A lending alternative to MFIs
A lending alternative to MFIs
Oxfam said it will expand its savings-led community-lending model in Cambodia as an alternative to traditional credit-based microfinance services, which it says are ineffective in reaching the Kingdom’s poorest.
Oxfam’s Saving for Change project, which trains rural communities to form savings groups, now has $5 million in capital, with over 100,000 members, mostly women, in 6,000 groups across the country.
“There are plenty of people in the microfinance market that have got the skills [and] the opportunity to take on loans, but there’s also a lot of people, especially in a developing country, that don’t,” said regional Oxfam director Brian Lund at a conference in the InterContinental Hotel yesterday.
Similar to community banks, saving groups are composed of rural communities who pool their cash together and take out loans from the group, paying interest back to the pool or individual members rather than to a microfinance institution (MFI).
Oxfam says its venture is projected to jump to over $9 million by 2019 and increase its member base to 170,000 - a drop in the bucket compared to Cambodia’s deposit-taking MFIs, whose collective portfolio reached $897 million at the end of 2014.
Village finance specialist Brett Matthews said that for many poor, rural Cambodians, using credit to purchase essential goods – such as a water pump, motorbike, or extra food – makes no sense.
“They’re not going to generate repayments, and all you’re going to end up with is debt,” he said.
Matthews, however, did not fault some MFIs for providing loans to the poorest farmers rather than more entrepreneurial ones, saying it was due to a lack of available financing options in rural areas.
Speaking at the conference, Minister of Women’s Affairs Ing Kantha Pavi was the most critical voice of the microfinance trend.
“Microfinance has victimised people and not only women but also men and siblings because of the high interest [rates],” she said, citing average rates of 3 per cent per month or 36 per cent per year.
She did qualify this statement, by saying that she did not mean MFIs were “not good”, only that in certain cases microfinance-induced debt forced people to sell their land, house, or even their children into the sex trade.
“How many people can afford [that]? I shake my head and inform the presidents of MFIs but they say they cannot reduce because of the high-risk,” she said.
Sim Sinacheert, president of Prasac, Cambodia’s largest MFI, said such a portrait of the sector was inaccurate, especially when it came to professional lenders, differentiating them from the many unregistered microcredit institutions, some of whom have been accused of predatory lending.
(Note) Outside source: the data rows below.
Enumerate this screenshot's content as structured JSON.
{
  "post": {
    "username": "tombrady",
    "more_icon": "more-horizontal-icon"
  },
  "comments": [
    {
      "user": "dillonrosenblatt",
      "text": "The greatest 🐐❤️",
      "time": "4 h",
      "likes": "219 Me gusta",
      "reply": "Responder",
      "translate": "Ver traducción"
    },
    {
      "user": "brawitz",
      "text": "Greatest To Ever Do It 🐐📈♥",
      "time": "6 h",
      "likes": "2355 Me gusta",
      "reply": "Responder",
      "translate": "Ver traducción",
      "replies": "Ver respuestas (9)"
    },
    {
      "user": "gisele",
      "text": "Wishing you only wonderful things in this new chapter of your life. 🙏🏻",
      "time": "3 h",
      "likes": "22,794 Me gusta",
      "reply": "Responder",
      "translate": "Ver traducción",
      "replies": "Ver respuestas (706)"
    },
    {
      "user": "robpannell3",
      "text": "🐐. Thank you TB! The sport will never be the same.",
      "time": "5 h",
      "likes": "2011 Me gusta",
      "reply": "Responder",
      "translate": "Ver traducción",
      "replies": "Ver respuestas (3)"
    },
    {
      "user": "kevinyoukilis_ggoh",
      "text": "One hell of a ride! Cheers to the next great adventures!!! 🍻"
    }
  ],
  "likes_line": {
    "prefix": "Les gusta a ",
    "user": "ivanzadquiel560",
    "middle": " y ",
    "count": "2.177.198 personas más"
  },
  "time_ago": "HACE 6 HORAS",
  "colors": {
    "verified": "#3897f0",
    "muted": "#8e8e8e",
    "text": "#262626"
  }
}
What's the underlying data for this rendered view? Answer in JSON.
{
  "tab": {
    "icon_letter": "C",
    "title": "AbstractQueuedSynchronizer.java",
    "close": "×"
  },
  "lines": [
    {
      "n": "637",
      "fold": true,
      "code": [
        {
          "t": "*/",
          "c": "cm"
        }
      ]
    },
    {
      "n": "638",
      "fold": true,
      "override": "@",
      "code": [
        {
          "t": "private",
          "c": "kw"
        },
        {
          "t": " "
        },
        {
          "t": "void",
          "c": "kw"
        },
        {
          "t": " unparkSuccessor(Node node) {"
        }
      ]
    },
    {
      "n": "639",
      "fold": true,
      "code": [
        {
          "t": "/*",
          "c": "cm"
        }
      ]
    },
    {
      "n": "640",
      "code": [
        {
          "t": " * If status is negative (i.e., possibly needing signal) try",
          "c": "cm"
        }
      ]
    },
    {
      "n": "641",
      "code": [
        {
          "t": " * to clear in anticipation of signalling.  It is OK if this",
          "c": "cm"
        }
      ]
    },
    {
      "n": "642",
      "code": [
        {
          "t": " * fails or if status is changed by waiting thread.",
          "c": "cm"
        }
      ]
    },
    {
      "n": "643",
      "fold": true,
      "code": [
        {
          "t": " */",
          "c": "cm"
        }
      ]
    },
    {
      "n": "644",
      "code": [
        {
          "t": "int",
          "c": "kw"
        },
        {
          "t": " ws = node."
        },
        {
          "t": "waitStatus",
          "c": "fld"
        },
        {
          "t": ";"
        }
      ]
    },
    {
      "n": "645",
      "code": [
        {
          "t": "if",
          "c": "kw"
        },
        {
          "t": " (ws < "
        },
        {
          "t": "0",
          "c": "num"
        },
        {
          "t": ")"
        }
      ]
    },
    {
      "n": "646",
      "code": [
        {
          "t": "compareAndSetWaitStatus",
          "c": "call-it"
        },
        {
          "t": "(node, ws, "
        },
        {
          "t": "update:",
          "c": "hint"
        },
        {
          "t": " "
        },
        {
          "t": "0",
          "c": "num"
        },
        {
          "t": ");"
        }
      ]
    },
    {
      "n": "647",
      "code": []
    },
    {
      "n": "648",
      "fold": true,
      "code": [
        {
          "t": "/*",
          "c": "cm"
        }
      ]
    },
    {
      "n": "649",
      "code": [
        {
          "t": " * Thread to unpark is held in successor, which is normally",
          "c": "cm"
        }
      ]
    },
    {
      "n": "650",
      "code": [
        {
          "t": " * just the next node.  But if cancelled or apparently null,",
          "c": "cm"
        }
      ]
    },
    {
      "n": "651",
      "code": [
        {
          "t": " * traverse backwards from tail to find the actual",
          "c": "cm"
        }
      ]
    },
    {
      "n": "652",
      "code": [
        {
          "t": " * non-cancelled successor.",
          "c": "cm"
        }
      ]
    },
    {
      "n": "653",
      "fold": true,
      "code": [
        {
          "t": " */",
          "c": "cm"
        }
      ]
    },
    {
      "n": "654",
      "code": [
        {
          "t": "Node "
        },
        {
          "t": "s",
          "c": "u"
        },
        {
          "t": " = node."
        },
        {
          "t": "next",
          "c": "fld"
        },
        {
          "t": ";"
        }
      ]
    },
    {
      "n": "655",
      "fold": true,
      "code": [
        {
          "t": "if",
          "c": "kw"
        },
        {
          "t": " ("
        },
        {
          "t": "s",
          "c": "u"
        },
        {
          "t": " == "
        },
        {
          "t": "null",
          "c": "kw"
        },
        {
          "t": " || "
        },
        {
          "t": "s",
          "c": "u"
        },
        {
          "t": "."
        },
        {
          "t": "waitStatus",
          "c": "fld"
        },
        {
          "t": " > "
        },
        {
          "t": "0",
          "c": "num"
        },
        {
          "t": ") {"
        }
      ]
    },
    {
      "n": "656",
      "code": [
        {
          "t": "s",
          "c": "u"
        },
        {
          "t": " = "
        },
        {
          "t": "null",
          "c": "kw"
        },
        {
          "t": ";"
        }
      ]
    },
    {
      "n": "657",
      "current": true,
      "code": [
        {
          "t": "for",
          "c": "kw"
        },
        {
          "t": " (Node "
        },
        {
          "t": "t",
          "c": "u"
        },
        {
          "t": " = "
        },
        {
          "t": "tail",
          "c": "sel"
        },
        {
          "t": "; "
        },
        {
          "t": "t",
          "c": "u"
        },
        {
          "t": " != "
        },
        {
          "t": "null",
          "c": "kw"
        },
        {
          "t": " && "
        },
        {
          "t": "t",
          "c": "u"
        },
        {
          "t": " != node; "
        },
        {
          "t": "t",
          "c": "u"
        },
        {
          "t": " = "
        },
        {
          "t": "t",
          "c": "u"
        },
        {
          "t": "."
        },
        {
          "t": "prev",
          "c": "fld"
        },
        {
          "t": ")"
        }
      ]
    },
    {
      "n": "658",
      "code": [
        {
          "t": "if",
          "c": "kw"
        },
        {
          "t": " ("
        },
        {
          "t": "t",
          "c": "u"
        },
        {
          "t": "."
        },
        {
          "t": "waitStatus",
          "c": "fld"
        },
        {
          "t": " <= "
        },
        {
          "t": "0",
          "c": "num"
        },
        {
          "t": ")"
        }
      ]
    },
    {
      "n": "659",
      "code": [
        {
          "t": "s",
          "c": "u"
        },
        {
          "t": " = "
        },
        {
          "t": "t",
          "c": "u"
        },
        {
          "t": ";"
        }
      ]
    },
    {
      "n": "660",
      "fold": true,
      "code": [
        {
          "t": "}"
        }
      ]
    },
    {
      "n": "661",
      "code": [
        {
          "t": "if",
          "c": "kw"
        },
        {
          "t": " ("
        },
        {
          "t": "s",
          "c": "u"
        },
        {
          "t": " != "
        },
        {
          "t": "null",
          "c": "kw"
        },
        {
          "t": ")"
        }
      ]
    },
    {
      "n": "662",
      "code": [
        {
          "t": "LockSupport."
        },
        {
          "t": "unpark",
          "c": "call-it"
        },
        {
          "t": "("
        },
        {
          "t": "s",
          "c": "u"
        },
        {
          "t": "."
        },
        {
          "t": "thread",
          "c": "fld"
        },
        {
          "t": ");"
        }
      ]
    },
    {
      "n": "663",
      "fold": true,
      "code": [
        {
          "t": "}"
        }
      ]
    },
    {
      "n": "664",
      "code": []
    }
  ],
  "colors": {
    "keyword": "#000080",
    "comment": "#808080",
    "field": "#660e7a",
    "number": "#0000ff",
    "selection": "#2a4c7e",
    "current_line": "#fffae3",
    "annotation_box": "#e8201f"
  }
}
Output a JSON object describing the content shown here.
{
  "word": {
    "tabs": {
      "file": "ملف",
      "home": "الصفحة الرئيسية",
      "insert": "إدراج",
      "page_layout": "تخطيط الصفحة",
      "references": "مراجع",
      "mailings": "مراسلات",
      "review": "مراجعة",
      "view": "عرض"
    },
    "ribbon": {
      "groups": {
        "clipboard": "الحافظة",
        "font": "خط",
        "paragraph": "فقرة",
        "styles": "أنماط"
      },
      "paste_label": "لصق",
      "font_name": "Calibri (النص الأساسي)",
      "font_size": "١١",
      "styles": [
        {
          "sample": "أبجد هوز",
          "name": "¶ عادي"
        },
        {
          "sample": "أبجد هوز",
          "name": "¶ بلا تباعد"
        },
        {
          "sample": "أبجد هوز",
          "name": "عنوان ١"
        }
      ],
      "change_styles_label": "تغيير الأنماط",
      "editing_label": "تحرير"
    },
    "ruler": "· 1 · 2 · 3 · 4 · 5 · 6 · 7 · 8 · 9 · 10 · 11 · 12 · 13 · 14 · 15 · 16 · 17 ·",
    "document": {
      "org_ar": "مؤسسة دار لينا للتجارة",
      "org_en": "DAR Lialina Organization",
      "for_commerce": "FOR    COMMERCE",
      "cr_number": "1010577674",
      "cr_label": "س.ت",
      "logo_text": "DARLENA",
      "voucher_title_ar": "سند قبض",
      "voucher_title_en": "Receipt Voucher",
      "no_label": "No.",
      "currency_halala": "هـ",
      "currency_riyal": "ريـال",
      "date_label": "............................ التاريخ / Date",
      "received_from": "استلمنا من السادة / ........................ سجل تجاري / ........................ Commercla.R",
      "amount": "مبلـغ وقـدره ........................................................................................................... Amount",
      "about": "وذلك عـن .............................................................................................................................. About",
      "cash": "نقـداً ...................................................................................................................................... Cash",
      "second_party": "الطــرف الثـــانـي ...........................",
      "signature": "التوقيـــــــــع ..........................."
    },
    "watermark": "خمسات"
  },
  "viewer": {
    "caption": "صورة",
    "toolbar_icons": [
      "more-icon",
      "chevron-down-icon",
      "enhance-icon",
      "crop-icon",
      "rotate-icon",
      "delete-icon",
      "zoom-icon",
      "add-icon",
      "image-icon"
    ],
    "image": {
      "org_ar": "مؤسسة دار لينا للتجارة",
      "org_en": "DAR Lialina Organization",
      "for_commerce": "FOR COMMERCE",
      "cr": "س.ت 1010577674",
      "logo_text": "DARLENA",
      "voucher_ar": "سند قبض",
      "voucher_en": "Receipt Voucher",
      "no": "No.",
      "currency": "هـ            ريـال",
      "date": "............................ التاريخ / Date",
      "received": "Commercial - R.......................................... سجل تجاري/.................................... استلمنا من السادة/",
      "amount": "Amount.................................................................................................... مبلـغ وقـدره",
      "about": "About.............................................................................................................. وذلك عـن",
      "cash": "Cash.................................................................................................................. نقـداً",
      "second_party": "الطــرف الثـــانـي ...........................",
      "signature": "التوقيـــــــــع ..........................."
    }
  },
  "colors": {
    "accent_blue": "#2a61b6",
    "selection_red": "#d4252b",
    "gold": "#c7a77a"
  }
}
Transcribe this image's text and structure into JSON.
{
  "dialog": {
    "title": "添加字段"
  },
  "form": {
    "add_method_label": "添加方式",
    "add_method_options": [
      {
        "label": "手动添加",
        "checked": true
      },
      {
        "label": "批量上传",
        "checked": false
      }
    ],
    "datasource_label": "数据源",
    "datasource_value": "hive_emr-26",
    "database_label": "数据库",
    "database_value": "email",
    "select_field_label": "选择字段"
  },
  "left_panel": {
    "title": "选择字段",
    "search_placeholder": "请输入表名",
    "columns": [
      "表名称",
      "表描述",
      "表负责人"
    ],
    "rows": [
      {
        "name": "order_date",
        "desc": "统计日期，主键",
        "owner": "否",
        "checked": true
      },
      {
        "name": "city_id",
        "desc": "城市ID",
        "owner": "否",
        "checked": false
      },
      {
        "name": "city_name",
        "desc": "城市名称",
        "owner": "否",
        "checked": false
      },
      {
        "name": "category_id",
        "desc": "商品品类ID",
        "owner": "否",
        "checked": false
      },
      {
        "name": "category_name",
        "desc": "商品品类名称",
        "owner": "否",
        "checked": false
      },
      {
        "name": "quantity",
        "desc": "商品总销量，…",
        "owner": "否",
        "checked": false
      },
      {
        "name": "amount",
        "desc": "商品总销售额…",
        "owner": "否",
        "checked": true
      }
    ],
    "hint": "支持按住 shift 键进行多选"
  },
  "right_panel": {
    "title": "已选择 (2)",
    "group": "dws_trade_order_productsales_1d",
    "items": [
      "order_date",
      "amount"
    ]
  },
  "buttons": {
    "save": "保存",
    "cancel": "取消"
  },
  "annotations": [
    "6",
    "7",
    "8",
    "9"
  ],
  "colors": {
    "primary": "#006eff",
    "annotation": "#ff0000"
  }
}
“In the formal sector, we have professionals to help clients. So far, only 0.2 per cent of our loans are NPL [non-performing loans]”, he said.
Sinacheert added that thanks to increasing competition, interest rates had gone down to about 22 per cent a year, compared to the 60 to 36 per cent they hovered around in recent years.
Nevertheless, according to Kea Borann, CEO of microfinance institution AMK Bank, savings groups and microfinance can be complementary to each other.
“In short, as long as the fund is managed properly, it is good to have a saving culture in the rural population.”